Compute the residue of $ 1/(\sin z) $ at $z=\pi$

Question

Exercise: Compute the residue of $ 1/(\sin z) $ at $z=\pi$

Sketch: I tried to compute the residue at $z = 0$, because for $z = \pi$ it is the same. Taylor power series expansion around zero:
$$\sin z=z-\frac{z^3}{6}+\ldots\implies\frac{1}{\sin z}=\frac{1}{z\left(1-\frac{z^2}{6}+\ldots\right)}=\frac{1}{z}\left(1+\frac{z^2}{6}+\frac{z^4}{120}+\ldots\right)$$ It's correct solution?

Answer 1

The point $a$ is a simple pole of the function $f$ if and only if $$ \lim_{z\to a}(z-a)f(z)=l $$ is finite and nonzero. In this case $l$ is the residue.

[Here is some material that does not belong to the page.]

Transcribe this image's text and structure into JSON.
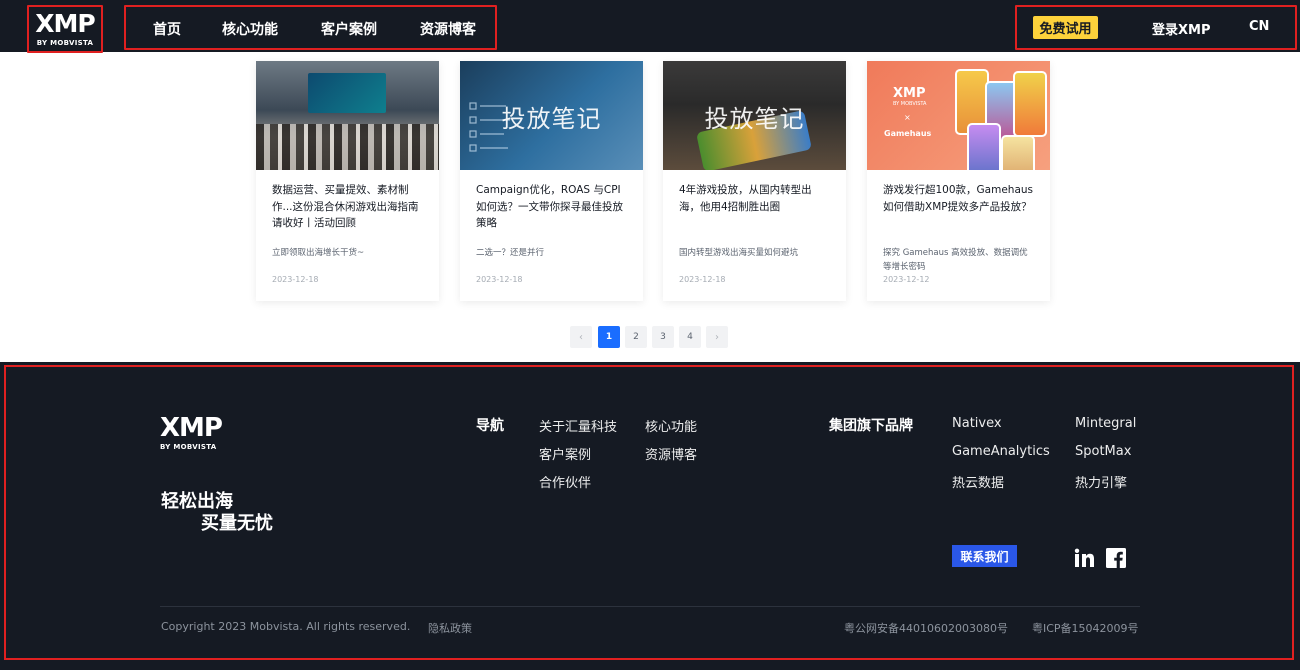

Thus you need to compute $$ \lim_{z\to\pi}\frac{z-\pi}{\sin z}=\lim_{w\to0}\frac{w}{\sin(w+\pi)}=\lim_{w\to0}-\frac{w}{\sin w}=-1 $$

Answer 2

If $z=z_0$ -- it's a simple pole (simple zero of the denominator and non-zero of the numerator), then you can use the formula $\text{res}_{z=z_0}\frac{f(z)}{g(z)}=\frac{f(z_0)}{g'(z_0)}$.